Wednesday, March 1, 2023

Banging my cymbal. . .

Hymnals among Lutherans have defined the faith in a powerful way for as long as those hymnals were in use and even beyond their lifespan. Work on The Lutheran Hymnal began in 1929 and it was published in 1941.  Initially, there were those who did not think it an advance in the English liturgical future of our Synod.  Eventually it attained an iconic status, helped along by a conflict in Synod and a later hymnal that did not become beloved to very many.  When it came time to create a successor to Lutheran Worship, it was clear from the beginning that even forty years later, TLH cast a long shadow.  Now we find ourselves some 17 years after Lutheran Service Book has almost attained the level of acceptance of TLH, although not quite dearly loved.  It appears that the Synod has little interest in preparing another hymnal but it takes a decade or more of solid work to put together a credible worship book.  If we do not begin soon, the lifespan of TLH might be challenged by LSB.  It is not that we need the novelty, but we do need to take stock of things, review the lessons learned from putting together LSB and from its usage in congregations large and small.

Why bother?  Pastor Mark Surburg offers a hint of the reason.  

While LCMS members today assume that the Nunc Dimittis will be used as a post-communion canticle, it arrived very late in general usage in the synod.  As one would expect, Church Liturgy - the 1881 English translation of Walther’s German agenda (1856) – did not include it.  However, the Evangelical Lutheran Hymn-Book (1889) which was the LCMS’s first English hymnal, did have the Nunc Dimittis (we see here the influence of the Common Service).
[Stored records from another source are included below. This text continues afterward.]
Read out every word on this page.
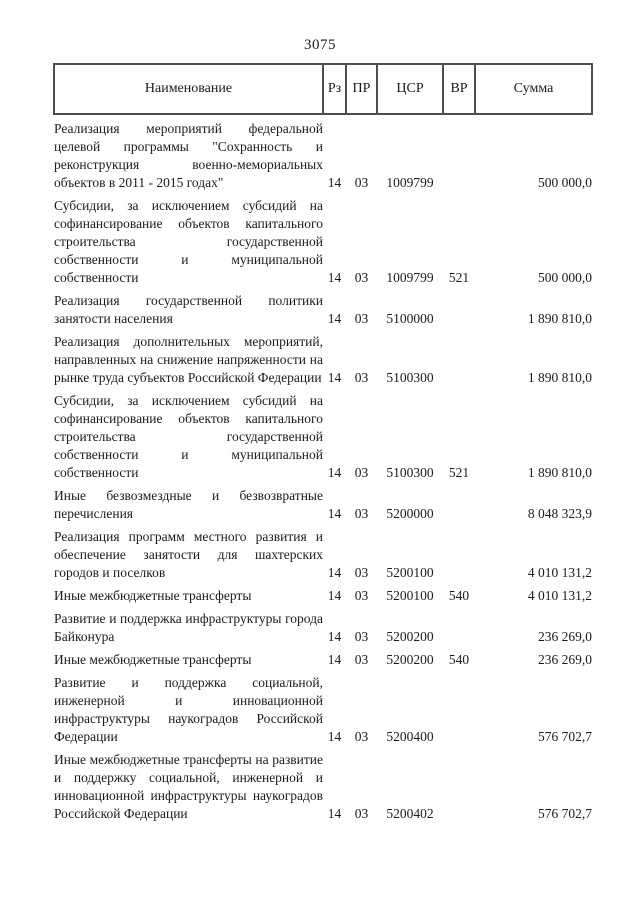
3075
Наименование	Рз	ПР	ЦСР	ВР	Сумма
Реализация мероприятий федеральной целевой программы "Сохранность и реконструкция военно-мемориальных объектов в 2011 - 2015 годах"	14	03	1009799		500 000,0
Субсидии, за исключением субсидий на софинансирование объектов капитального строительства государственной собственности и муниципальной собственности	14	03	1009799	521	500 000,0
Реализация государственной политики занятости населения	14	03	5100000		1 890 810,0
Реализация дополнительных мероприятий, направленных на снижение напряженности на рынке труда субъектов Российской Федерации	14	03	5100300		1 890 810,0
Субсидии, за исключением субсидий на софинансирование объектов капитального строительства государственной собственности и муниципальной собственности	14	03	5100300	521	1 890 810,0
Иные безвозмездные и безвозвратные перечисления	14	03	5200000		8 048 323,9
Реализация программ местного развития и обеспечение занятости для шахтерских городов и поселков	14	03	5200100		4 010 131,2
Иные межбюджетные трансферты	14	03	5200100	540	4 010 131,2
Развитие и поддержка инфраструктуры города Байконура	14	03	5200200		236 269,0
Иные межбюджетные трансферты	14	03	5200200	540	236 269,0
Развитие и поддержка социальной, инженерной и инновационной инфраструктуры наукоградов Российской Федерации	14	03	5200400		576 702,7
Иные межбюджетные трансферты на развитие и поддержку социальной, инженерной и инновационной инфраструктуры наукоградов Российской Федерации	14	03	5200402		576 702,7
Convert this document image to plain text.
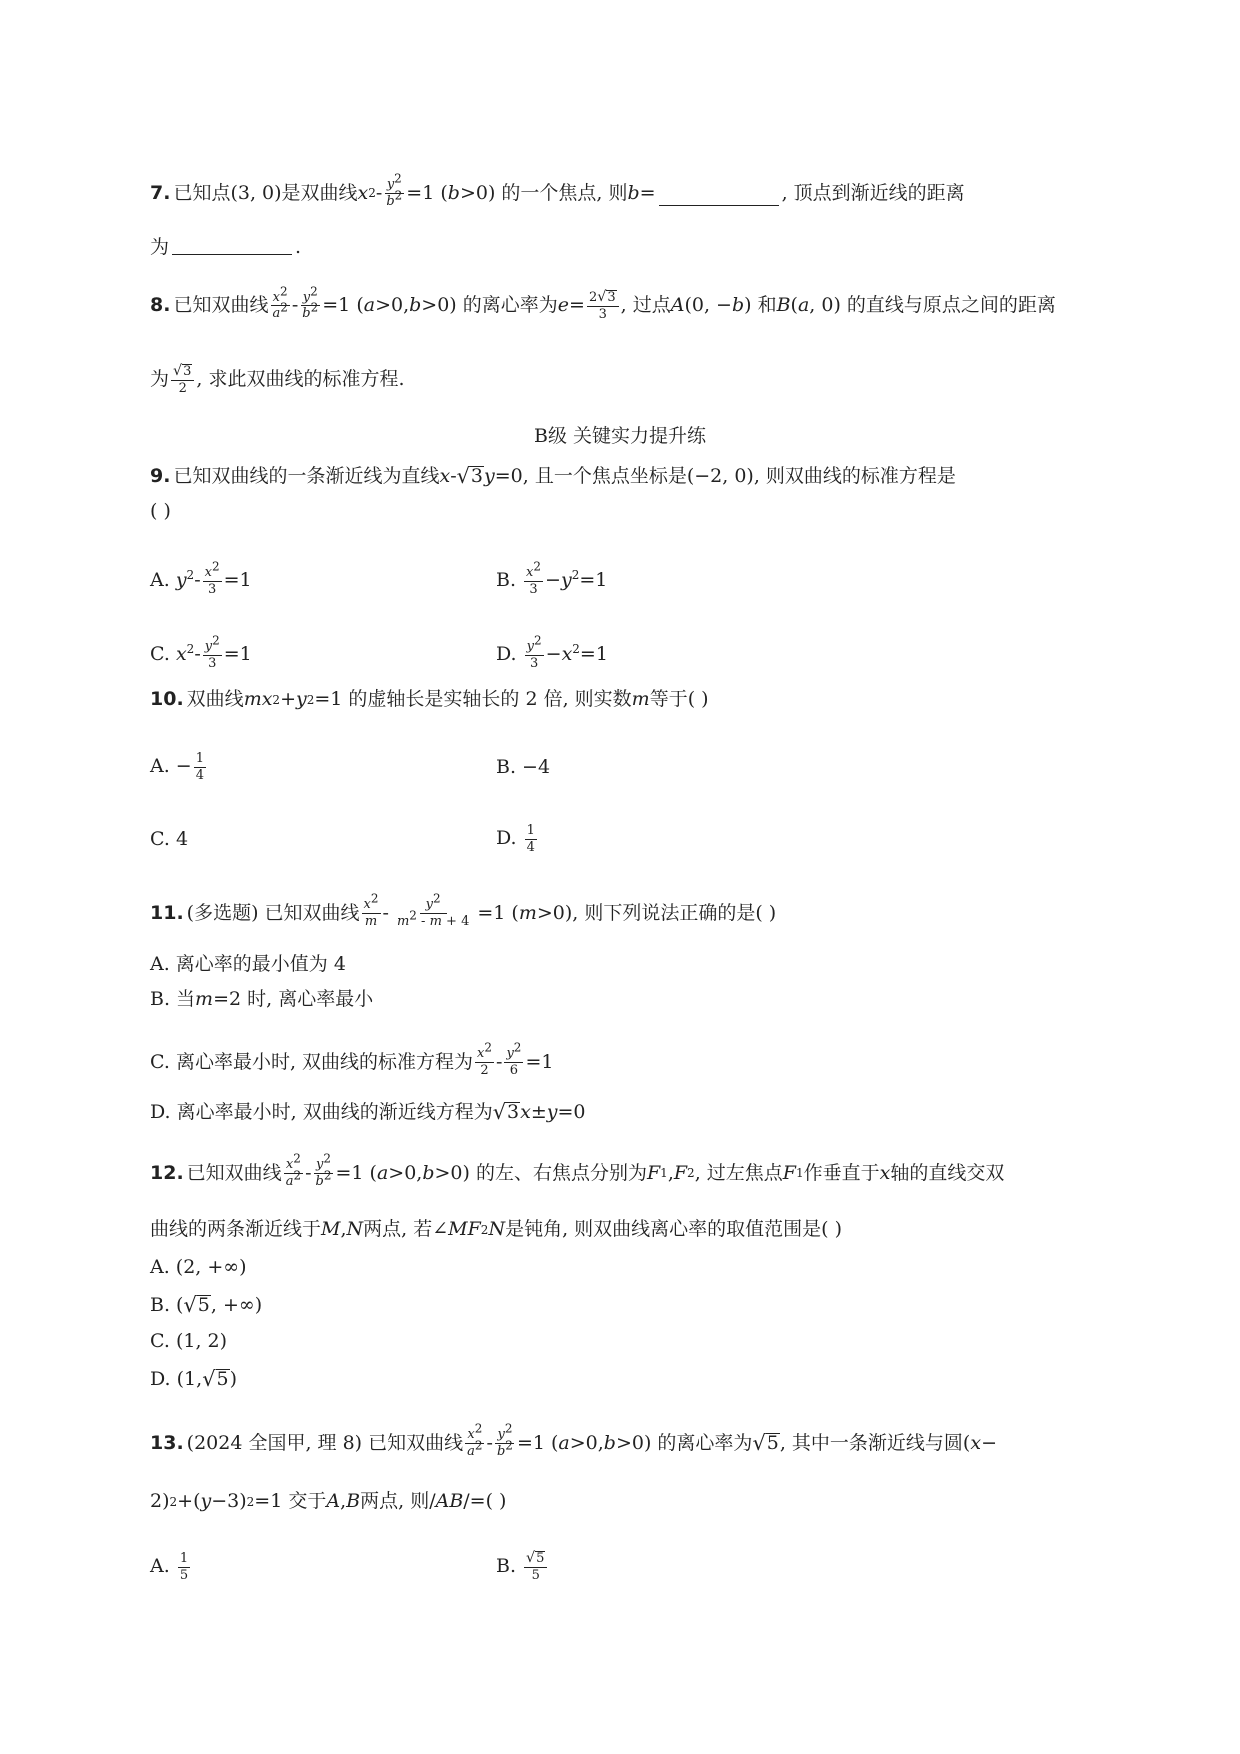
7. 已知点(3, 0)是双曲线 x $2 - \frac{y^2}{b^2} =1$ ( b >0) 的一个焦点, 则 b =	, 顶点到渐近线的距离
为	.
8. 已知双曲线 $\frac{x^2}{a^2} - \frac{y^2}{b^2} =1$ ( a >0, b >0) 的离心率为 $e = \frac{2 √ 3}{3}$ , 过点 A (0, − b ) 和 B ( a , 0) 的直线与原点之间的距离
为 $\frac{√ 3}{2}$ , 求此双曲线的标准方程.
B级 关键实力提升练
9. 已知双曲线的一条渐近线为直线 x - √ 3 y =0, 且一个焦点坐标是(−2, 0), 则双曲线的标准方程是
( )
A. $y^2- \frac{x^2}{3} =1$	B. $\frac{x^2}{3} -y^2=1$
C. $x^2- \frac{y^2}{3} =1$	D. $\frac{y^2}{3} -x^2=1$
10. 双曲线 mx 2 + y 2 =1 的虚轴长是实轴长的 2 倍, 则实数 m 等于( )
A. − $\frac{1}{4}$	B. −4
C. 4	D. $\frac{1}{4}$
11. (多选题) 已知双曲线 $\frac{x^2}{m} - \frac{y^2}{m^2 - m + 4} =1$ ( m >0), 则下列说法正确的是( )
A. 离心率的最小值为 4
B. 当 m =2 时, 离心率最小
C. 离心率最小时, 双曲线的标准方程为 $\frac{x^2}{2} - \frac{y^2}{6} =1$
D. 离心率最小时, 双曲线的渐近线方程为 √ 3 x ± y =0
12. 已知双曲线 $\frac{x^2}{a^2} - \frac{y^2}{b^2} =1$ ( a >0, b >0) 的左、右焦点分别为 F 1 , F 2 , 过左焦点 F 1 作垂直于 x 轴的直线交双
曲线的两条渐近线于 M , N 两点, 若∠ MF 2 N 是钝角, 则双曲线离心率的取值范围是( )
A. (2, +∞)
B. ( √ 5 , +∞)
C. (1, 2)
D. (1, √ 5 )
13. (2024 全国甲, 理 8) 已知双曲线 $\frac{x^2}{a^2} - \frac{y^2}{b^2} =1$ ( a >0, b >0) 的离心率为 √ 5 , 其中一条渐近线与圆( x −
2) 2 +( y −3) 2 =1 交于 A , B 两点, 则/ AB /=( )
A. $\frac{1}{5}$	B. $\frac{√ 5}{5}$
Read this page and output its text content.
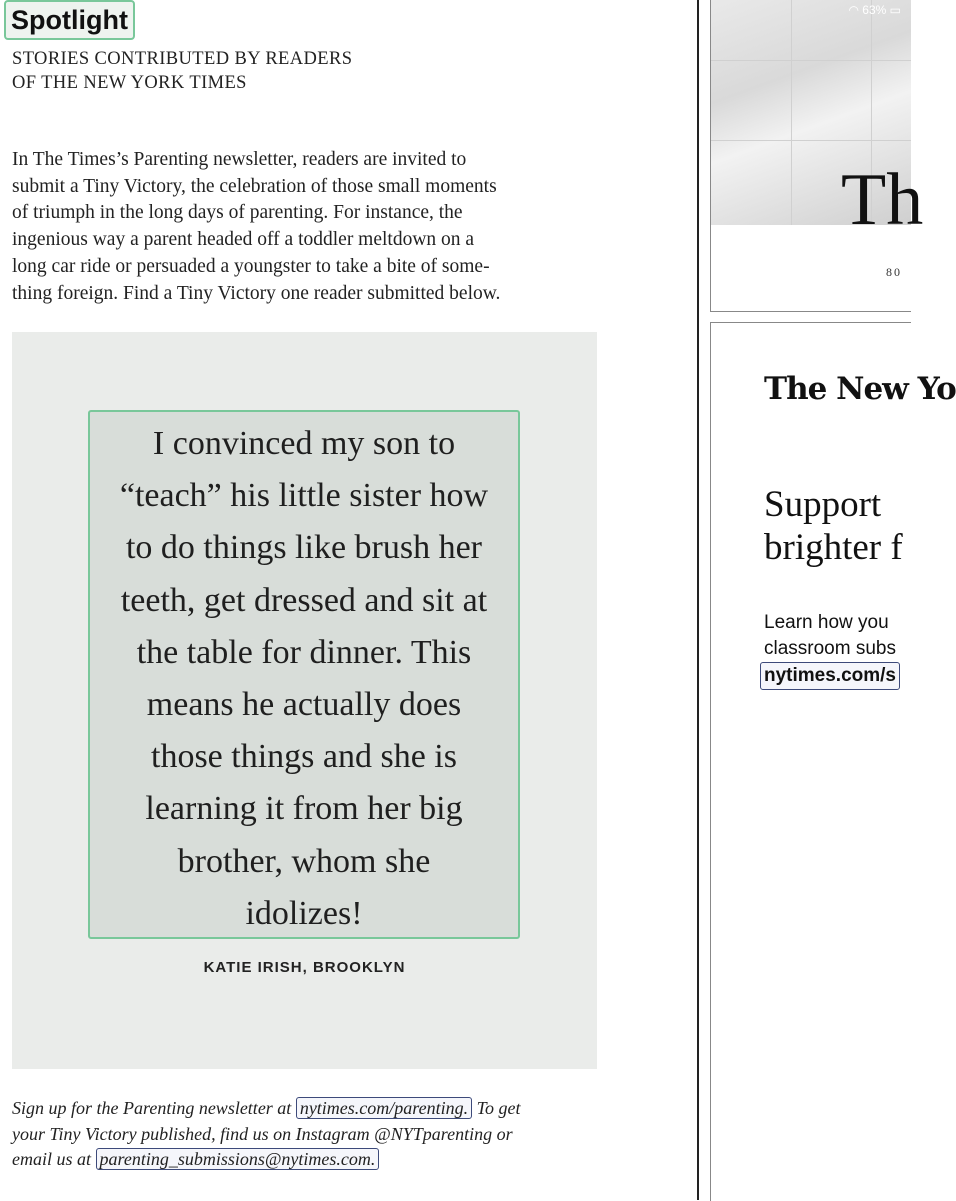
Spotlight
STORIES CONTRIBUTED BY READERS
OF THE NEW YORK TIMES
In The Times’s Parenting newsletter, readers are invited to
submit a Tiny Victory, the celebration of those small moments
of triumph in the long days of parenting. For instance, the
ingenious way a parent headed off a toddler meltdown on a
long car ride or persuaded a youngster to take a bite of some-
thing foreign. Find a Tiny Victory one reader submitted below.
I convinced my son to
“teach” his little sister how
to do things like brush her
teeth, get dressed and sit at
the table for dinner. This
means he actually does
those things and she is
learning it from her big
brother, whom she
idolizes!
KATIE IRISH, BROOKLYN
Sign up for the Parenting newsletter at nytimes.com/parenting. To get
your Tiny Victory published, find us on Instagram @NYTparenting or
email us at parenting_submissions@nytimes.com.
◠ 63% ▭
Th
80
The New Yo
Support
brighter f
Learn how you
classroom subs
nytimes.com/s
The Nunc Dimittis has appeared in every LCMS order of service since then. It entered into common usage through The Lutheran Hymnal (1941), which adopted the Common Service (1888). For more details on this history, see Lutheran Service Book: Companion to the Services, 635-636.

In other words, within a generation or so, the Lutheran Church Missouri Synod went from seeing the Nunc Dimittis as novelty to one of the most esteemed parts of the ordinary.  While there is no dispute that this change was salutary, even logical and laudable, it does show how quickly changes become normative.  If for this reason only, it is worth our time and energy to undertake a serious and careful review of LSB and to consider its successor or at least the timing of that book so that we will not be found unprepared.  It may be that we decide officially to wait a little longer and that is fine but it may also be that we realize that there are things that could and should be changed, even improved.  Books do not last forever.  In my own parish we have already replaced some books due to the simple wear and tear of regular use.   If we wait much longer, the worn copies of LSB will be replaced with new copies of the same book and make congregations even more reluctant to think about a new worship book.  

When the time came to consider a replacement with LW, a group of scholars and pastors and interested parties met to discuss what it might be and if then was the right time.  At least that should happen now.  The principal voices behind LSB are still here teaching at the seminaries and, though some sterling voices for Lutheran liturgical integrity have passed, new ones will be found.  At least it is worth our consideration.  Just a few things for us to consider. . . as we walk through another Lent.